1. Proposals. In two or three paragraphs, your proposal should introduce your topic, identify your genre, and articulate the intellectual or scholarly motives for the project. (See Gordon Harvey’s “Elements of the Academic Essay” on motive.) Your proposal might include a hypothesis, but that’s not necessary. You should include a list of texts you will examine in the project. You’ll submit a draft of your proposal to me and to your writing group by Friday, October 18 (via email). We’ll workshop these proposals in class on October 23. Based on the feedback you receive, you’ll revise and submit your final proposal to me by Wednesday, October 30.

2. Annotated Bibliographies. Your annotated bibliography should include a list of works cited, formatted according to the citation style you will use in your essay, and a short paragraph for each citation. These short paragraphs should explain what role(s) the text cited will play in the essay. They should be written to persuade readers that each text belongs in the project. Where possible, you should identify which of Mark Gaipa’s techniques you might use when working with a given source. You will bring drafts of your annotated bibliographies on November 6. We’ll workshop them in class, and you’ll send a final version to me by November 13.

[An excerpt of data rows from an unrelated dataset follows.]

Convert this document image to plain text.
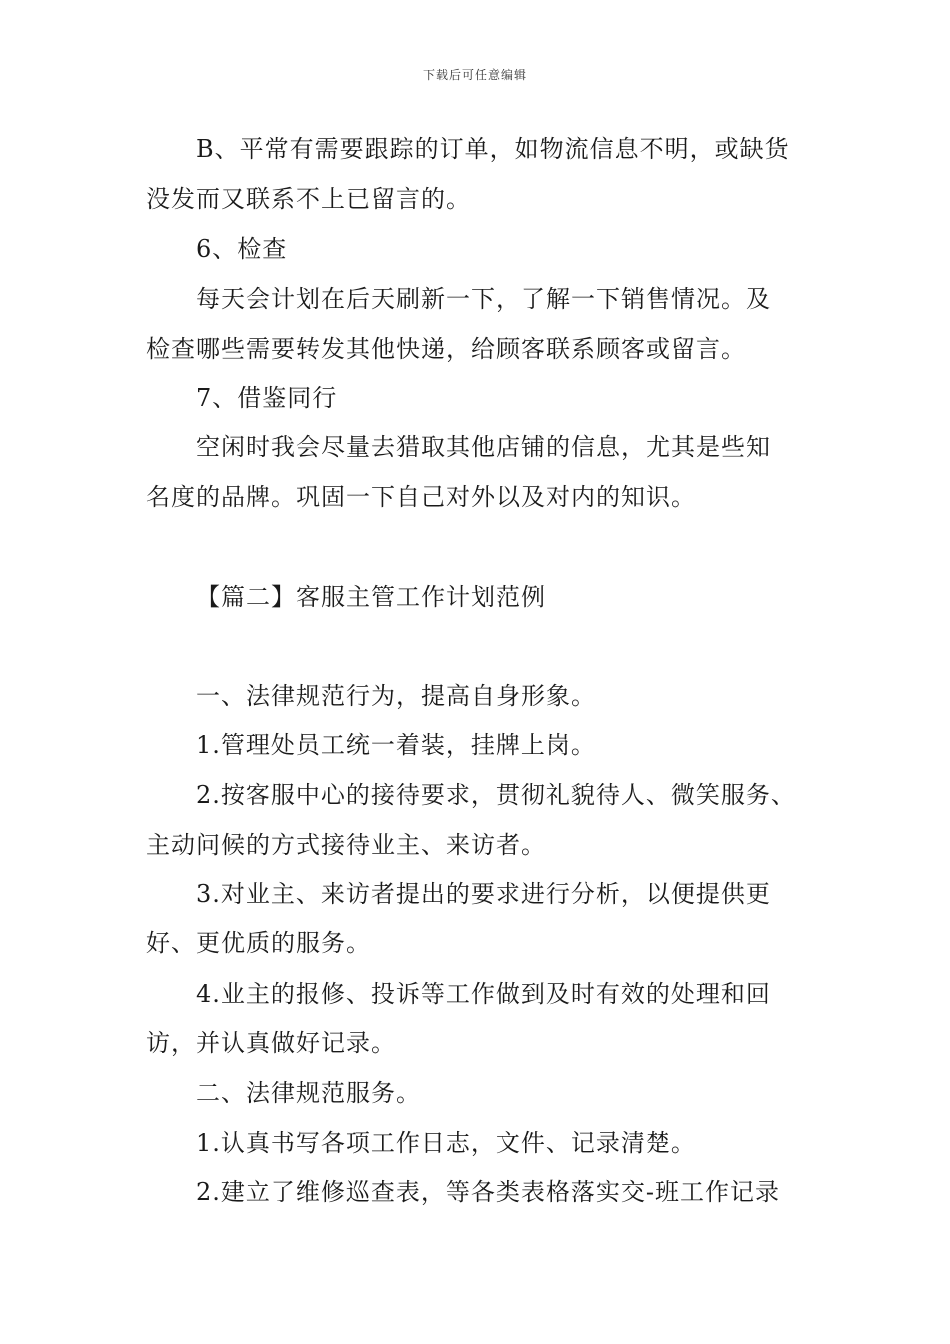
下载后可任意编辑
B、平常有需要跟踪的订单，如物流信息不明，或缺货
没发而又联系不上已留言的。
6、检查
每天会计划在后天刷新一下，了解一下销售情况。及
检查哪些需要转发其他快递，给顾客联系顾客或留言。
7、借鉴同行
空闲时我会尽量去猎取其他店铺的信息，尤其是些知
名度的品牌。巩固一下自己对外以及对内的知识。
【篇二】客服主管工作计划范例
一、法律规范行为，提高自身形象。
1.管理处员工统一着装，挂牌上岗。
2.按客服中心的接待要求，贯彻礼貌待人、微笑服务、
主动问候的方式接待业主、来访者。
3.对业主、来访者提出的要求进行分析，以便提供更
好、更优质的服务。
4.业主的报修、投诉等工作做到及时有效的处理和回
访，并认真做好记录。
二、法律规范服务。
1.认真书写各项工作日志，文件、记录清楚。
2.建立了维修巡查表，等各类表格落实交-班工作记录
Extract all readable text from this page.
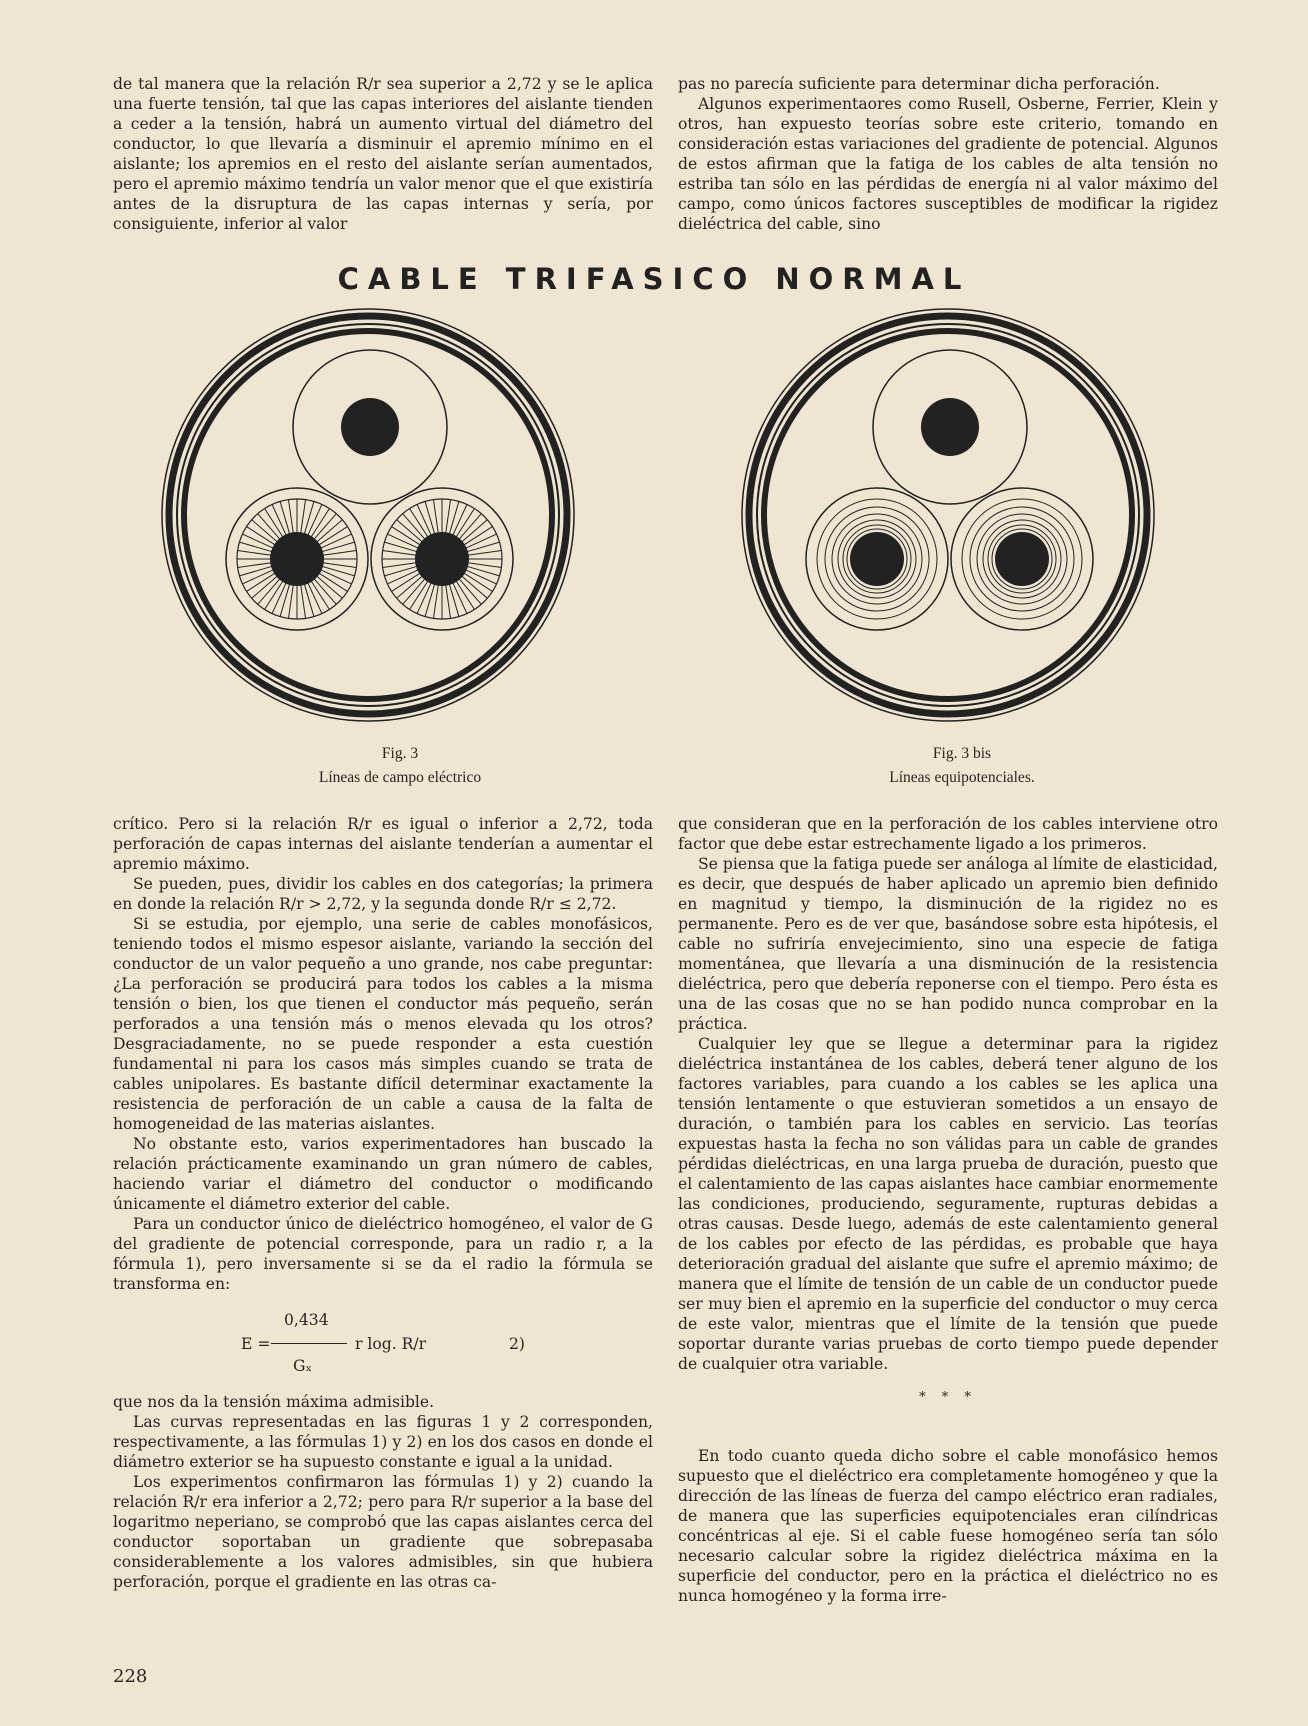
de tal manera que la relación R/r sea superior a 2,72 y se le aplica una fuerte tensión, tal que las capas interiores del aislante tienden a ceder a la tensión, habrá un aumento virtual del diámetro del conductor, lo que llevaría a disminuir el apremio mínimo en el aislante; los apremios en el resto del aislante serían aumentados, pero el apremio máximo tendría un valor menor que el que existiría antes de la disruptura de las capas internas y sería, por consiguiente, inferior al valor

pas no parecía suficiente para determinar dicha perforación.

Algunos experimentaores como Rusell, Osberne, Ferrier, Klein y otros, han expuesto teorías sobre este criterio, tomando en consideración estas variaciones del gradiente de potencial. Algunos de estos afirman que la fatiga de los cables de alta tensión no estriba tan sólo en las pérdidas de energía ni al valor máximo del campo, como únicos factores susceptibles de modificar la rigidez dieléctrica del cable, sino

CABLE TRIFASICO NORMAL
Fig. 3
Líneas de campo eléctrico
Fig. 3 bis
Líneas equipotenciales.

crítico. Pero si la relación R/r es igual o inferior a 2,72, toda perforación de capas internas del aislante tenderían a aumentar el apremio máximo.

Se pueden, pues, dividir los cables en dos categorías; la primera en donde la relación R/r > 2,72, y la segunda donde R/r ≤ 2,72.

Si se estudia, por ejemplo, una serie de cables monofásicos, teniendo todos el mismo espesor aislante, variando la sección del conductor de un valor pequeño a uno grande, nos cabe preguntar: ¿La perforación se producirá para todos los cables a la misma tensión o bien, los que tienen el conductor más pequeño, serán perforados a una tensión más o menos elevada qu los otros? Desgraciadamente, no se puede responder a esta cuestión fundamental ni para los casos más simples cuando se trata de cables unipolares. Es bastante difícil determinar exactamente la resistencia de perforación de un cable a causa de la falta de homogeneidad de las materias aislantes.

No obstante esto, varios experimentadores han buscado la relación prácticamente examinando un gran número de cables, haciendo variar el diámetro del conductor o modificando únicamente el diámetro exterior del cable.

Para un conductor único de dieléctrico homogéneo, el valor de G del gradiente de potencial corresponde, para un radio r, a la fórmula 1), pero inversamente si se da el radio la fórmula se transforma en:

0,434
E =	r log. R/r
Gₓ
2)

que nos da la tensión máxima admisible.

Las curvas representadas en las figuras 1 y 2 corresponden, respectivamente, a las fórmulas 1) y 2) en los dos casos en donde el diámetro exterior se ha supuesto constante e igual a la unidad.

Los experimentos confirmaron las fórmulas 1) y 2) cuando la relación R/r era inferior a 2,72; pero para R/r superior a la base del logaritmo neperiano, se comprobó que las capas aislantes cerca del conductor soportaban un gradiente que sobrepasaba considerablemente a los valores admisibles, sin que hubiera perforación, porque el gradiente en las otras ca-

que consideran que en la perforación de los cables interviene otro factor que debe estar estrechamente ligado a los primeros.

Se piensa que la fatiga puede ser análoga al límite de elasticidad, es decir, que después de haber aplicado un apremio bien definido en magnitud y tiempo, la disminución de la rigidez no es permanente. Pero es de ver que, basándose sobre esta hipótesis, el cable no sufriría envejecimiento, sino una especie de fatiga momentánea, que llevaría a una disminución de la resistencia dieléctrica, pero que debería reponerse con el tiempo. Pero ésta es una de las cosas que no se han podido nunca comprobar en la práctica.

Cualquier ley que se llegue a determinar para la rigidez dieléctrica instantánea de los cables, deberá tener alguno de los factores variables, para cuando a los cables se les aplica una tensión lentamente o que estuvieran sometidos a un ensayo de duración, o también para los cables en servicio. Las teorías expuestas hasta la fecha no son válidas para un cable de grandes pérdidas dieléctricas, en una larga prueba de duración, puesto que el calentamiento de las capas aislantes hace cambiar enormemente las condiciones, produciendo, seguramente, rupturas debidas a otras causas. Desde luego, además de este calentamiento general de los cables por efecto de las pérdidas, es probable que haya deterioración gradual del aislante que sufre el apremio máximo; de manera que el límite de tensión de un cable de un conductor puede ser muy bien el apremio en la superficie del conductor o muy cerca de este valor, mientras que el límite de la tensión que puede soportar durante varias pruebas de corto tiempo puede depender de cualquier otra variable.

* * *

En todo cuanto queda dicho sobre el cable monofásico hemos supuesto que el dieléctrico era completamente homogéneo y que la dirección de las líneas de fuerza del campo eléctrico eran radiales, de manera que las superficies equipotenciales eran cilíndricas concéntricas al eje. Si el cable fuese homogéneo sería tan sólo necesario calcular sobre la rigidez dieléctrica máxima en la superficie del conductor, pero en la práctica el dieléctrico no es nunca homogéneo y la forma irre-

228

3. Drafts. You’ll send a draft of your research project to your writing group and to me by Sunday, December 8. Please include a 100-150 word abstract to be used on the table of contents page for our online anthology. We will workshop your drafts in class on December 11.

4. You will post the final version of your research project, including your abstract, to our anthology page, by December 18 (midnight).


Texts to Purchase

(All other readings listed on the calendar can be found on our “Readings” page, as links or PDFs.)

Alison Bechdel, Fun Home (Mariner Books 2007)
Dennis Cooper, God., Jr. (Grove Press 2005)
Antonio Damasio, Self Comes to Mind: Constructing the Conscious Brain (Pantheon 2010)
Siri Hustvedt, The Shaking Woman, or a History of My Nerves (Picador 2010)
Alva Noë, Out of Our Heads: Why You Are Not Your Brain and Other Lessons from the Biology of Consciousness  (Hill and Wang 2010)
Matias Viegener, 2500 Random Things about Me Too (Les Figues 2012)
John Wray, Lowboy (Farrar, Strauss & Giroux 2010)

Writing Groups
During the second half of the semester, you will be assigned to a writing group. You will complete your research projects in stages: proposal, annotated bibliography, draft, and revision. Members of each writing group will read each other’s drafts and offer feedback at each of these stages.